Un espace faiblement peuplé mais entouré de métropoles

Les processus de construction des régions de montagne sont complexes et divers. Ainsi, il n’y a pas une seule, mais plusieurs régions alpines. La carte des villes et de leurs zones de migrations pendulaires potentielles permet de mieux comprendre ce qui fait la spécificité des Alpes : Il s’agit d’un espace entouré de métropoles européennes de premier ordre, mais particulièrement faiblement doté en centres urbains en son cœur (carte 1). Une grande partie du cœur des Alpes est constitué d’espaces ruraux autour desquels le nombre total d’habitants accessibles en moins de 45 minutes est inférieur à 300,000 (carte 2). Cela pose des défis en termes d’organisation des services de proximité. De plus, les bassins d’emplois tendent à être insuffisamment diversifiés, ce qui les rend vulnérables à des chocs externes tels que les crises économiques.

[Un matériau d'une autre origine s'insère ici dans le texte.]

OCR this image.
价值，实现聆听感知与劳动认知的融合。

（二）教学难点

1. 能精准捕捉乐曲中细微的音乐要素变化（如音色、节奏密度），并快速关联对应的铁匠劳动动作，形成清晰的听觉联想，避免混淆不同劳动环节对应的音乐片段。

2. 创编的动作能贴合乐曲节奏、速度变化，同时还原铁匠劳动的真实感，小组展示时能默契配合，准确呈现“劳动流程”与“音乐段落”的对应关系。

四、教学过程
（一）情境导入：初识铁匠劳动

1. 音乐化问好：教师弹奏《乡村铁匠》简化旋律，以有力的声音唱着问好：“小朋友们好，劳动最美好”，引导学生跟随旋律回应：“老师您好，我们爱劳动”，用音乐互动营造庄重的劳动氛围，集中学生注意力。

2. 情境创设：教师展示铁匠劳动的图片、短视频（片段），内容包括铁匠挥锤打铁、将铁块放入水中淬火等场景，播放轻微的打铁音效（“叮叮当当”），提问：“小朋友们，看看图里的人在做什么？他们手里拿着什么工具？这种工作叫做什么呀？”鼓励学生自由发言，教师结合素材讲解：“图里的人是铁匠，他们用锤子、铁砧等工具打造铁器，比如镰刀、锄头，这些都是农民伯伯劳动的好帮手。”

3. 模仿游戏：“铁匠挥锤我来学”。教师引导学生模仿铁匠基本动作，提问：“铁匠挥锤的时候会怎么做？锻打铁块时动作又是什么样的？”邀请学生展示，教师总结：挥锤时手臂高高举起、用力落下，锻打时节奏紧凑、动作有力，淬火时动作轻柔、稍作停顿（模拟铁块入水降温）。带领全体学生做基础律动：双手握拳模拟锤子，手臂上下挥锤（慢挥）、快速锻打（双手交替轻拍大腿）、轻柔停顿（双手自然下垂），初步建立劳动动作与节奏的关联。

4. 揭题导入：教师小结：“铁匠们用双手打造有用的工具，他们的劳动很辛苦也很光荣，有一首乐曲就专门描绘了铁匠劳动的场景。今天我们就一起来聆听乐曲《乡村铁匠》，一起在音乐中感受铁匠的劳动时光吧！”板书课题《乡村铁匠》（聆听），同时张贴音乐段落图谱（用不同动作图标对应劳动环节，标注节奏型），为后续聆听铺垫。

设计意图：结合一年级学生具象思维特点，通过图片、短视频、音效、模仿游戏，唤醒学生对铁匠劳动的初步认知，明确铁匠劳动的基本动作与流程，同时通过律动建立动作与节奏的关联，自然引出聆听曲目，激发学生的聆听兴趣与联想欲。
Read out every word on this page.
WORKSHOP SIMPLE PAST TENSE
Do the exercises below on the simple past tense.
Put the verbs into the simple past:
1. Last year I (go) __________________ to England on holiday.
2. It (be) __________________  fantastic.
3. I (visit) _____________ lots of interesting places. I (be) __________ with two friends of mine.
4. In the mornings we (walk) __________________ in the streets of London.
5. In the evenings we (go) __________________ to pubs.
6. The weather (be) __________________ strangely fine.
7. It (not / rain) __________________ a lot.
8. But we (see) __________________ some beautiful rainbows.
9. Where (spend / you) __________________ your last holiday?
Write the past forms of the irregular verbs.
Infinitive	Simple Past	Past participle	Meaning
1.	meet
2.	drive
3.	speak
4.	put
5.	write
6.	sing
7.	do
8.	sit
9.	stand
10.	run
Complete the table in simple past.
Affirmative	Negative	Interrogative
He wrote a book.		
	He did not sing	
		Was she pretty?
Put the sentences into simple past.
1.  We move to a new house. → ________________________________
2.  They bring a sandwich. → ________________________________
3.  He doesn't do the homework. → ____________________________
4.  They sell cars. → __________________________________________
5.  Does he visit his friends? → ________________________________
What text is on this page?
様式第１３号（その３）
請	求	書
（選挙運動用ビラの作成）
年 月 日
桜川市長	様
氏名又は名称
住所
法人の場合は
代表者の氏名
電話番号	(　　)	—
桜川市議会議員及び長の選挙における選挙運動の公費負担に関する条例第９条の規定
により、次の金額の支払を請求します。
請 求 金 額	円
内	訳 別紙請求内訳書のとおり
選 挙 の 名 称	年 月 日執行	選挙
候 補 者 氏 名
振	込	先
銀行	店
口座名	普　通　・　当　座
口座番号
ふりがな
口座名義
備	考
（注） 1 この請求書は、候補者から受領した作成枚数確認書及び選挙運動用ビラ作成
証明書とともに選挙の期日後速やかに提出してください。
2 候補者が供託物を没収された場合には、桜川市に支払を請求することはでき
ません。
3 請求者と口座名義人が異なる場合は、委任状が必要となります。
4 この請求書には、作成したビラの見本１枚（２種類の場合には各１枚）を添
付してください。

« Deux Alpes », avec ou sans les métropoles

On voit ainsi émerger « deux Alpes ». La première relève d’un point de vue paysager et biogéographique. Les Alpes sont un massif montagneux dont les territoires partagent des enjeux topographiques, climatiques et écosystémiques. C’est la région à laquelle se réfère la Convention alpine. La deuxième délimitation des Alpes, utilisée par le programme INTERREG Espace alpin, englobe les métropoles des piedmonts. Cette délimitation permet de prendre en compte le rôle moteur des grandes villes dans le développement de l’ensemble des Alpes.

les Recommandations

Faire coexister les «deux Alpes»

Un objectif pour une stratégie alpine serait de mieux faire coexister ces « deux Alpes ». On est donc amené à proposer une réflexion sur la mise en œuvre d’une gouvernance multi-niveaux équilibrée, tenant compte des intérêts parfois divergents d’acteurs divers qui se réclament des Alpes et s’identifient à elles.

Impliquer les acteurs

Faire vivre des normes globales telles que le développement durable à l’échelle des Alpes suppose que les acteurs régionaux, dans toute leur diversité, soient impliqués. Il faut organiser des dialogues sur les objectifs et les modalités de mise en œuvre, et créer les cadres d’une action collective équilibrée et efficace.